No; había sido Petrus Wiik quien había metido la piedra. No había ninguna duda. Pero ¿por qué no lo dijo en vez de hablar de “un objeto pesado” e infundir sospechas a la gente? ¡Si hubiera sido sincero en su confesión no habría ocurrido lo que ocurrió!
Y si hubiera sido un poco listo, opinaba Jonás, Petrus Wiik habría colocado la estatua en el ataúd, dado que tenía que meter algo. Habría sido una ocasión única para resolver el problema. ¡Y en vez de eso, colocó una piedra! ¡Inconcebible! Realmente, en aquellos tiempos la gente no era muy ingeniosa.
Hjärpe, en cambio, lo era en extremo. Jonás no se había atrevido a contárselo a nadie, pero Hjärpe y él iban a seguir en contacto. La idea partió de Hjärpe. Un día telefoneó a Jonás, poco después de la apertura de la tumba. Casualmente fue Jonás quien cogió el teléfono. David y Annika estaban en el cuarto de al lado, esperando a Lindroth.
—Buenos días, Jonás; soy Hjärpe —oyó, y casi se desmayó. En realidad debería haber estado enfadado con él, después de lo que había dicho en su periódico. Pero Jonás se quedó tan desconcertado como si le hubieran dado un golpe en la cabeza.
—Bueno, Jonás, esto ha ido muy bien —le dijo.
—¿Qué? —preguntó Jonás asombrado. No entendía ¿Qué es lo que había ido muy bien?
—Hemos vendido más números extraordinarios que nunca, chico. Ahora hay que aprovechar la ocasión y seguir vendiendo como locos otro par de días más, si el tema da de sí.
Jonás no tenía dificultad para entender cualquier cosa con rapidez, pero ahora no comprendía nada.
—Por favor, ¿qué dice? —le preguntó—. ¿No ha sido un fracaso lo de la estatua?
Hjärpe se rió. Fue una carcajada franca y sonora.
—¿Fracaso? —vociferó—. ¡Por todos los diablos! Fue mucho más interesante que descubrir una vieja estatua. ¡Con todo Estocolmo movilizado! ¡Con expertos venidos de todas partes! ¡Y, como colofón, el ataúd vacío! ¡Para morirse! ¡Qué fotos! ¡Profesores, clérigos y curiosos contemplando boquiabiertos una piedra! ¿No lo comprendes? ¿Estás tonto, muchacho?

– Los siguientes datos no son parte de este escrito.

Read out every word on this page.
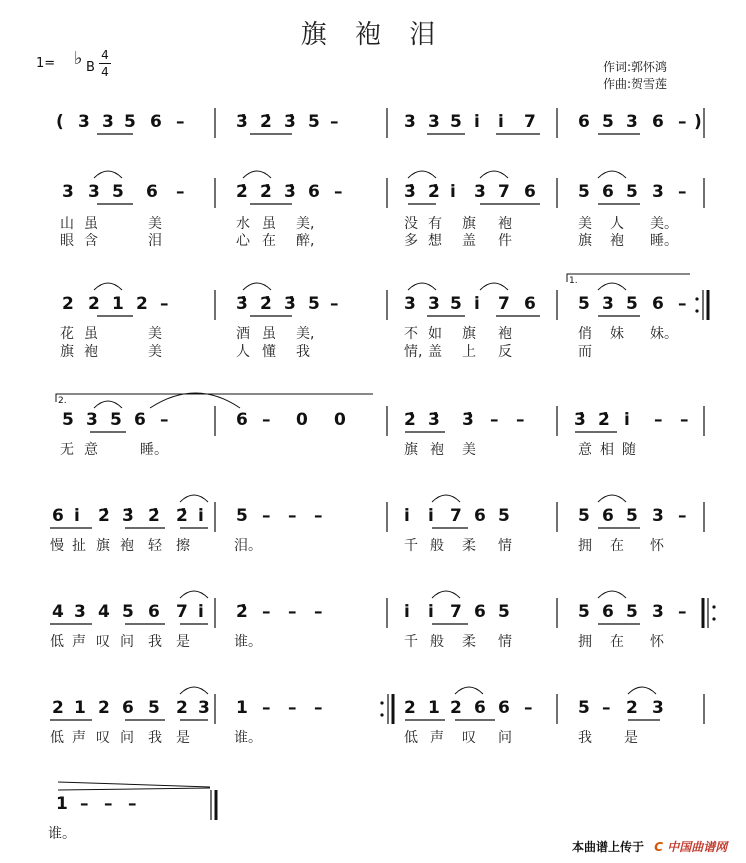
旗 袍 泪
1= ♭ B
4
4	作词:郭怀鸿
作曲:贺雪莲
( 3 3 5 6 –	3̇ 2̇ 3̇ 5 –	3 3 5 i̇ i̇ 7 6 5 3 6 – )
3 3 5 6 –	2̇ 2̇ 3̇ 6 –	3̇ 2̇ i̇ 3 7 6 5 6 5 3 –
2 2 1 2 –	3̇ 2̇ 3̇ 5 –	3 3 5 i̇ 7 6 5 3 5 6 –
5 3 5 6 –	6 – 0 0	2̇ 3̇ 3̇ – –	3̇ 2̇ i̇ – –
6 i̇ 2̇ 3̇ 2̇ 2̇ i̇ 5 – – –	i̇ i̇ 7 6 5	5 6 5 3 –
4 3 4 5 6 7 i̇ 2̇ – – –	i̇ i̇ 7 6 5	5 6 5 3 –
2 1 2 6 5 2 3 1 – – –	2 1 2 6 6 –	5 – 2 3
1 – – –
山 虽	美	水 虽 美,	没 有 旗 袍	美 人 美。
眼 含	泪	心 在 醉,	多 想 盖 件	旗 袍 睡。
花 虽	美	酒 虽 美,	不 如 旗 袍	俏 妹 妹。
旗 袍	美	人 懂 我	情, 盖 上 反	而
无 意	睡。	旗 袍 美	意 相 随
慢 扯 旗 袍 轻 擦	泪。	千 般 柔 情	拥 在 怀
低 声 叹 问 我 是	谁。	千 般 柔 情	拥 在 怀
低 声 叹 问 我 是	谁。	低 声 叹 问	我 是
谁。
1.
2.
本曲谱上传于 C 中国曲谱网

Hjärpe lanzó una carcajada jadeante, a la que Jonás correspondió lo mejor que pudo.
—Oye, muchacho, tienes que aprender que en esta profesión interesa cualquier novedad. Nos encanta encontrar cualquier cosa que se pueda vender. ¿Y qué mejor que esto podríamos haber deseado?

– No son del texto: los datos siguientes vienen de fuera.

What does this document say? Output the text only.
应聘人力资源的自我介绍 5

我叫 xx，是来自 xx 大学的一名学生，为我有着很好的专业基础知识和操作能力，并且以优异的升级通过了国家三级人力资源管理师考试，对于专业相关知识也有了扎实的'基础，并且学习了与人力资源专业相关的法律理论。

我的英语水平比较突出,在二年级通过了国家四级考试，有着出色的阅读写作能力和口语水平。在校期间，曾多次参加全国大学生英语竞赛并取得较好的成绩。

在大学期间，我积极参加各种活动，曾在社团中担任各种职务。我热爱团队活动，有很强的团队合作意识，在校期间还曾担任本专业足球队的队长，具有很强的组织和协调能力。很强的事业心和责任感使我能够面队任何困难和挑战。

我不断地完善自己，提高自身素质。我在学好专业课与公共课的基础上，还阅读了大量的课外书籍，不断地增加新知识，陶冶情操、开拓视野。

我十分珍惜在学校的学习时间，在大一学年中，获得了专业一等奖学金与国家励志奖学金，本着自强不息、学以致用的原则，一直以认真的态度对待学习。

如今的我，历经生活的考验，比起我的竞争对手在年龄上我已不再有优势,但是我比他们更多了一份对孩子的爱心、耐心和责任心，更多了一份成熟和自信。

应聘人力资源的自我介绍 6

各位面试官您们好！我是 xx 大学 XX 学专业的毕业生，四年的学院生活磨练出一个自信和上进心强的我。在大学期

—Nada, lo comprendo —contestó Jonás. Pero se dio cuenta de que hablaba sin convicción. Poco a poco se esta poniendo nervioso. Annika abrió de golpe la puerta y dijo que Lindroth había llegado y los esperaba en el coche.
Hjärpe continuó:
—Escúchame, Jonás… Esa maldición que asusta todavía a la gente, ¿de qué se trata? ¿Lo sabes?
—¿Se refiere usted a la estatua? —preguntó Jonás.
—Si. Sabes que la gente cree en esas cosas. ¡Son tan supersticiosos! El teléfono de la redacción no deja de recibir llamadas de gente que teme que Tutankamón ande por Ringaryd dando vueltas como un fantasma… ¿Qué te parece?
Otra carcajada jadeante. Y un tortazo de Annika. Jonás, impaciente, le indicó con la mano que se marchara. Su hermana estaba en la puerta y miraban sin comprender; llevaba un pequeño ramo de flores.
—¡La gente sigue creyendo en fantasmas! —gritó Hjärpe.
—Si, es una necedad, pero es así —respondió Jonás.
—Bueno, dejemos las bromas. Creo que hay algo de una maldición contra una casa o una familia de Ringaryd. ¿Sabes de qué se trata? Podríamos publicar algo sobre ello, ahora que la gente está todavía impresionada. ¿Qué te parece?
—Si, efectivamente… —Jonás volvió a indicar a Annika que se retirara.
Pero esta vez ella no cedió.
—¡Jonás! ¡Lindroth está esperando! ¡Corta ya!
—¿Hay alguna otra cosa aprovechable? —bramó Hjärpe.
Jonás temía que Annika le oyera. Tenía que acabar.